Saisies de drogue au port d’Anvers © Nicolas Landemard / Le Pictorium/MAXPPP - Anvers 12/07/2023

Les consommateurs de drogues dans le viseur de l’Arizona: pourquoi c’est contre-productif

A peine installé, le tout nouveau gouvernement fédéral s’attèle à lutter contre le trafic de drogues. Pour cela, l’Arizona prévoit aussi de sanctionner davantage les consommateurs. Or, les mesures répressives ont très peu d’effets.

Dès ses premiers jours, l’Arizona a été secouée par la problématique du trafic de drogues, remise sur la table par les fusillades répétées à la station de métro Clemenceau à Anderlecht. Le résultat de ces règlements de compte entre gangs de narcotrafiquants: deux morts. Les ministres de la Justice et de l’Intérieur, Annelies Verlinden et Bernard Quintin, se sont immédiatement saisis de l’affaire et ont promis plus de bleu dans les rues de Bruxelles pour lutter contre ces violences liées au narcotrafic.

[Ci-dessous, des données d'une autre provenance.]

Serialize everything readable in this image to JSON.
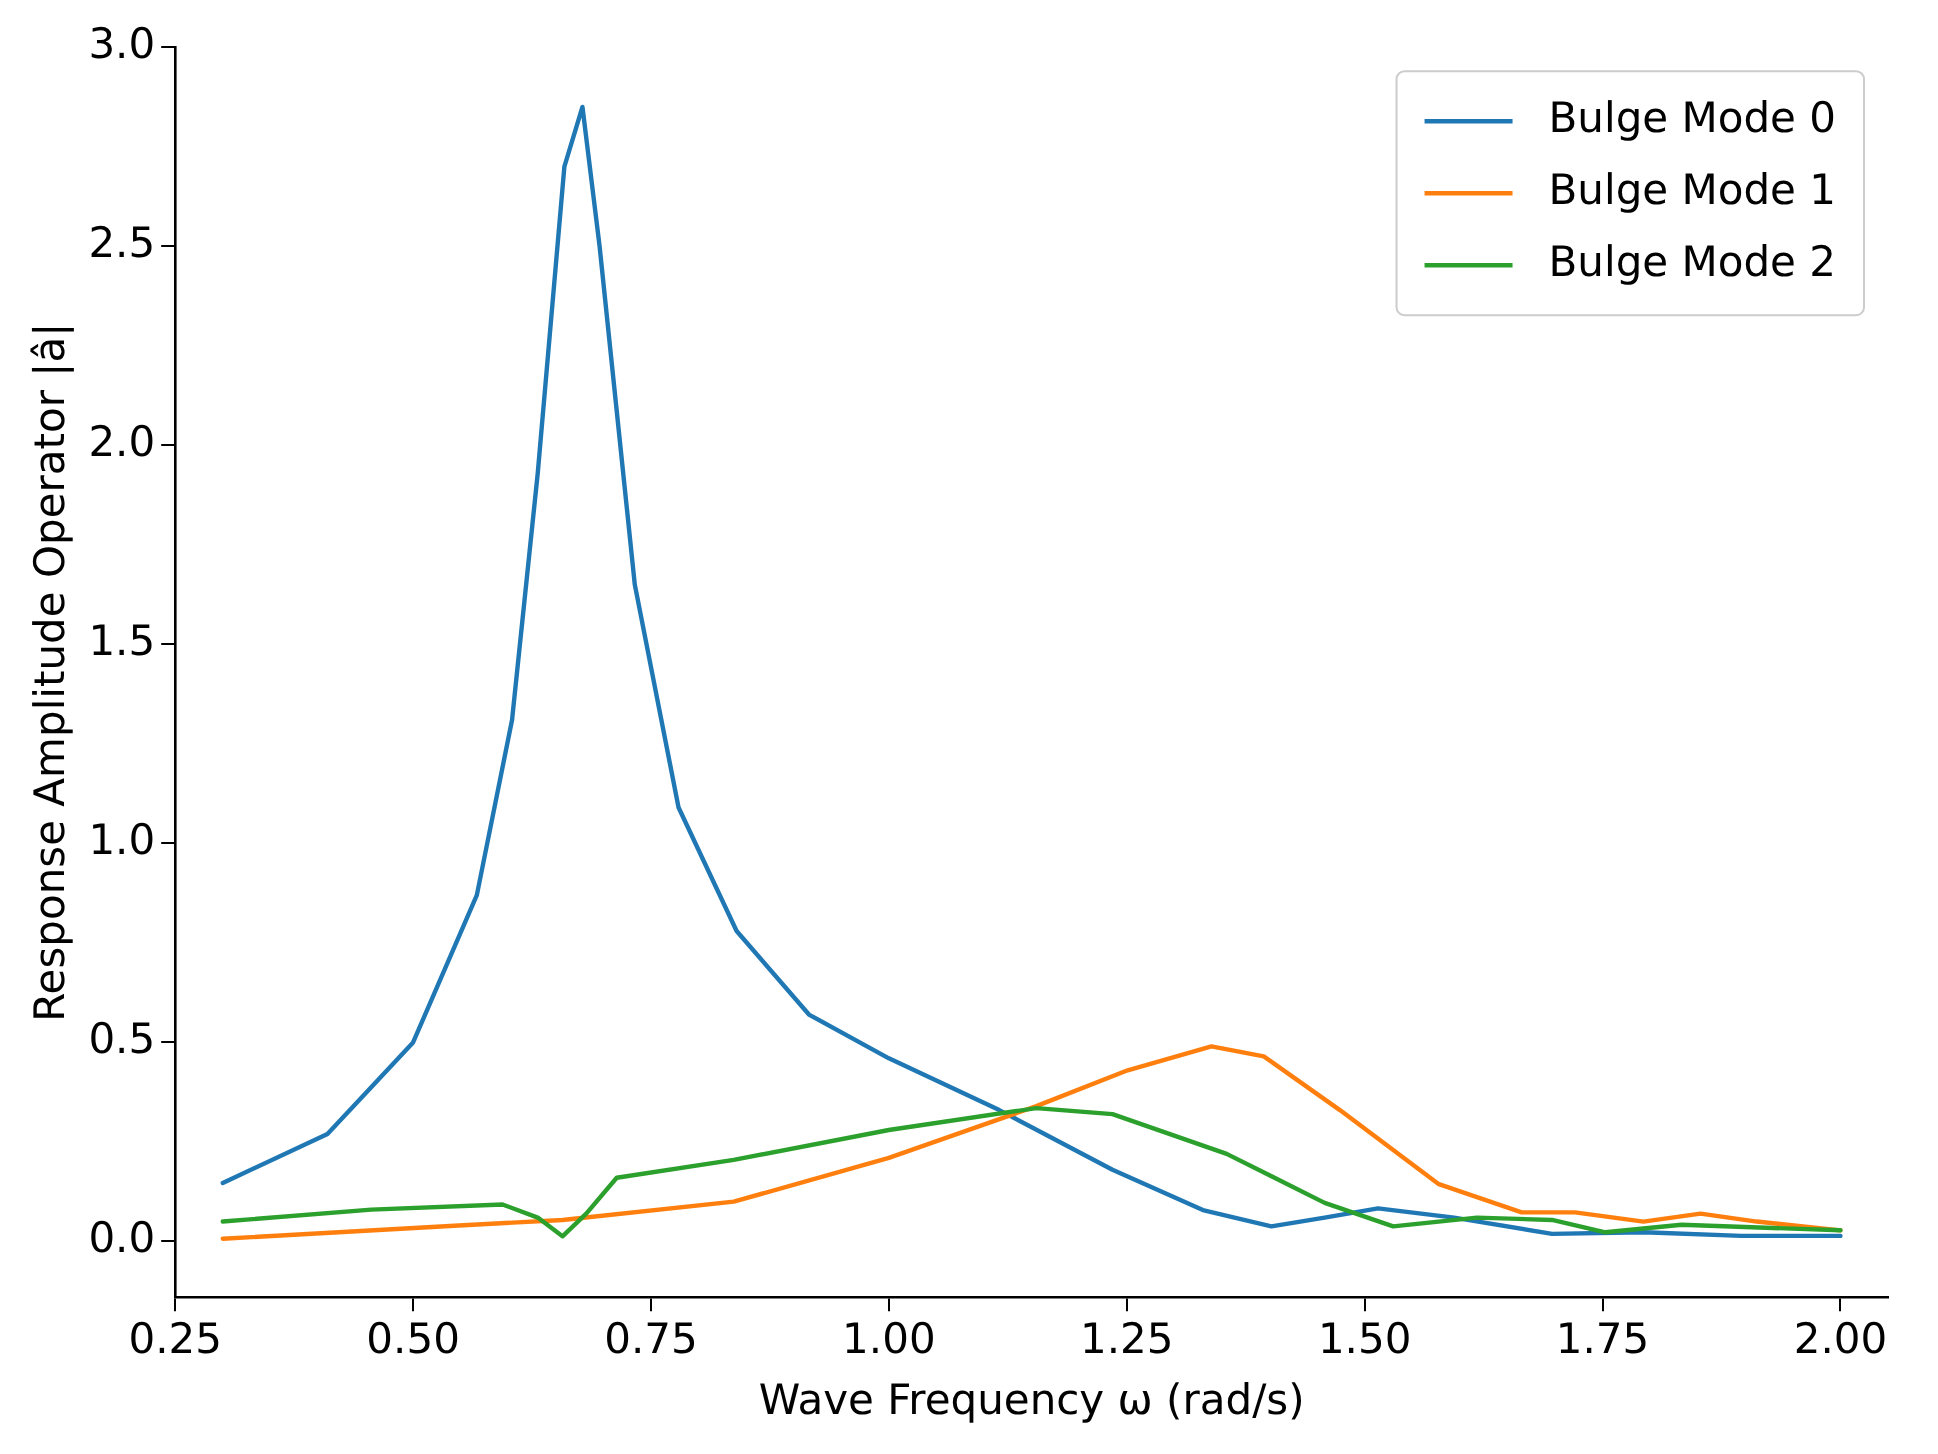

Mais juste avant ça, l’Arizona a fait de la guerre contre le commerce et la consommation de drogues sa priorité, comme en témoigne l’accord de gouvernement. Pour cela, elle promet des sanctions strictes à l’encontre des trafiquants, mais aussi des consommateurs. «La consommation de drogue ne doit jamais être banalisée. Le gouvernement ne prendra pas d’initiative de légalisation», est-il annoncé page 119 du document. Ce mardi, le procureur du Roi de Bruxelles, Julien Moinil, a présenté le «plan contre le narcotrafic» de la justice belge.

Ce que prévoit l’Arizona contre les consommateurs de drogues:

– Renforcer le système de transaction pénale immédiate et élargir les sanctions administratives, avec des peines plus lourdes pour les récidivistes. C’est une procédure qui permet à la police de proposer directement aux personnes en infraction (ici les personnes prises en possession de drogues) de payer une somme d’argent pour leur éviter les poursuites. Le paiement se fait par carte bancaire ou par QR code dans les 15 jours suivant l’interpellation. A ce jour, les amendes peuvent s’élever de 75 à 1.000 euros en fonction du type et de la quantité de drogue trouvée. La mesure a été introduite le 1er janvier 2022 par le ministre de la Justice de l’époque, Vincent Van Quickenborne. Le procureur du Roi souhaite qu’elle soit automatique, y compris dans tous les grands événements.

– Les personnes sous l’influence de drogues perdront automatiquement leur permis de conduire pour un mois.

– Prise en charge particulière des toxicomanes par une Chambre des assuétudes.

– Pour mieux contrôler l’interdiction de consommer de l’alcool ou de la drogue prononcée par un juge, ce dernier pourra associer le contrôle à un dispositif de bracelet électronique.

– Des mesures de prise en charge de l’addiction: les femmes enceintes toxicomanes pourront être admises sous contrainte dans des établissements de soins, en vertu de la récente modification de la loi sur la protection des personnes atteintes de troubles psychiatriques.

– Le revenu d’intégration sociale sera conditionné par la signature d’un projet individualisé d’intégration sociale (PIIS), lequel oblige les personnes ayant des problèmes d’assuétude à suivre une cure de désintoxication (sur avis du médecin) pour pouvoir recevoir l’allocation.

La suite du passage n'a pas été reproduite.